野崎敏郎様

 

拝復

 村里に金木犀の香りただよう季節となりました。

 さて、このたびは、玉稿「マックス・ヴェーバーとハイデルベルク大学――人事案件・教育活動・同僚たち――(3)」掲載の、佛教大学『社会学論集』第41号抜刷りをご恵送いただき、まことにありがとうございました。

早速、興味深く拝読いたしました。

 1.着任後のヴェーバーの教育活動が、招聘時の哲学部改革と連動していたこと、2.国民経済学第二講座の増設に、マンハイム財界の意向がからんでいて、ヴェーバーが増設そのものは積極的に押し進めながら、マンハイム商工会議所への出講(産学協同)義務は、「学問の自由」に反するとして異を唱えていたこと、3.国民経済学理論の講義が週五回という過重負担で、これがかれの苛立ちをつのらせ、精神神経疾患を深刻にする一契機であったろうこと、など、多々学ばせていただきました。

 とりわけ、次稿に予告されている退職の経緯には、興味津々で、次号が待ち遠しい思いです。

 このテーマにかんするこれまで一連のご論稿は、いずれも、貴台による精細な調査によって初めて明らかにされた事実/経緯ばかりですので、ぜひ、欧文に翻訳されて、欧米の歴史・社会科学界をも裨益されますよう、重ねてお勧めいたします。

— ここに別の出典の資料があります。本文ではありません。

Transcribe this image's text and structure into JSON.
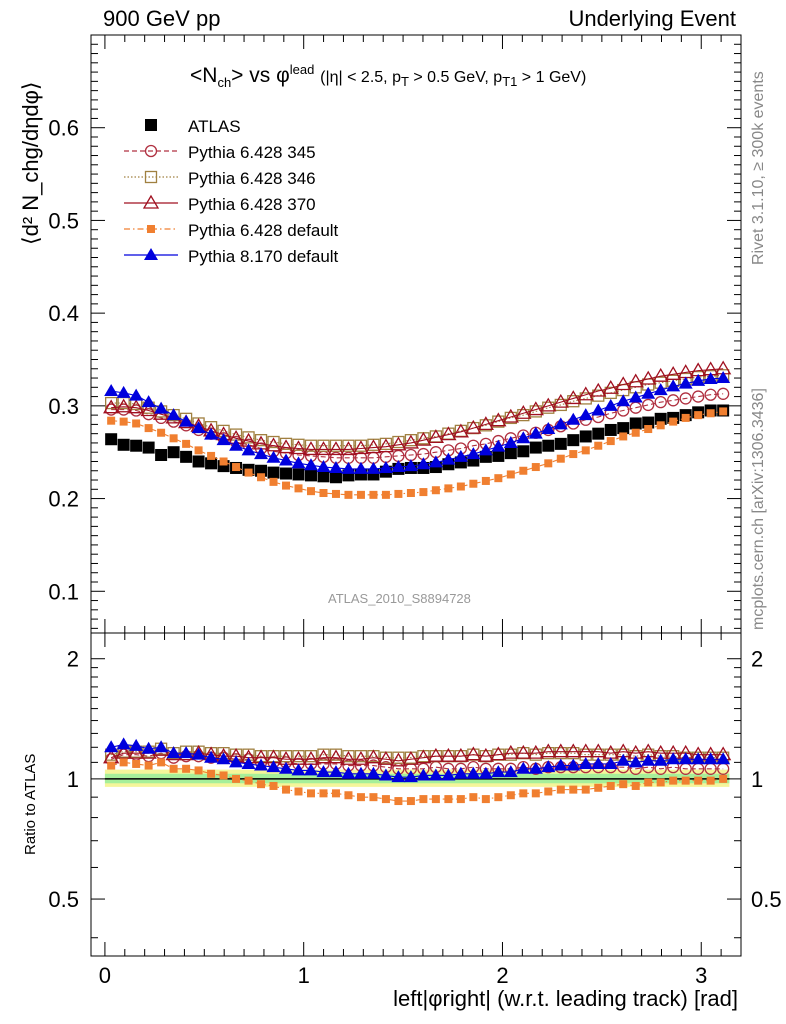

 季節の変わり目に、ご自愛のほど、お祈り申し上げます。

 御礼まで。

 

敬具

 

2005年10月9日

 

折原 浩

 

(ご論考の内容一端とその意義を広く紹介いたしたく、内容上も支障はないと思いますので、この書状を小生のHPに掲載させていただきたいと存じます。万一ご異議がありましたら、折り返しメールをいただけますよう、お願い申し上げます。)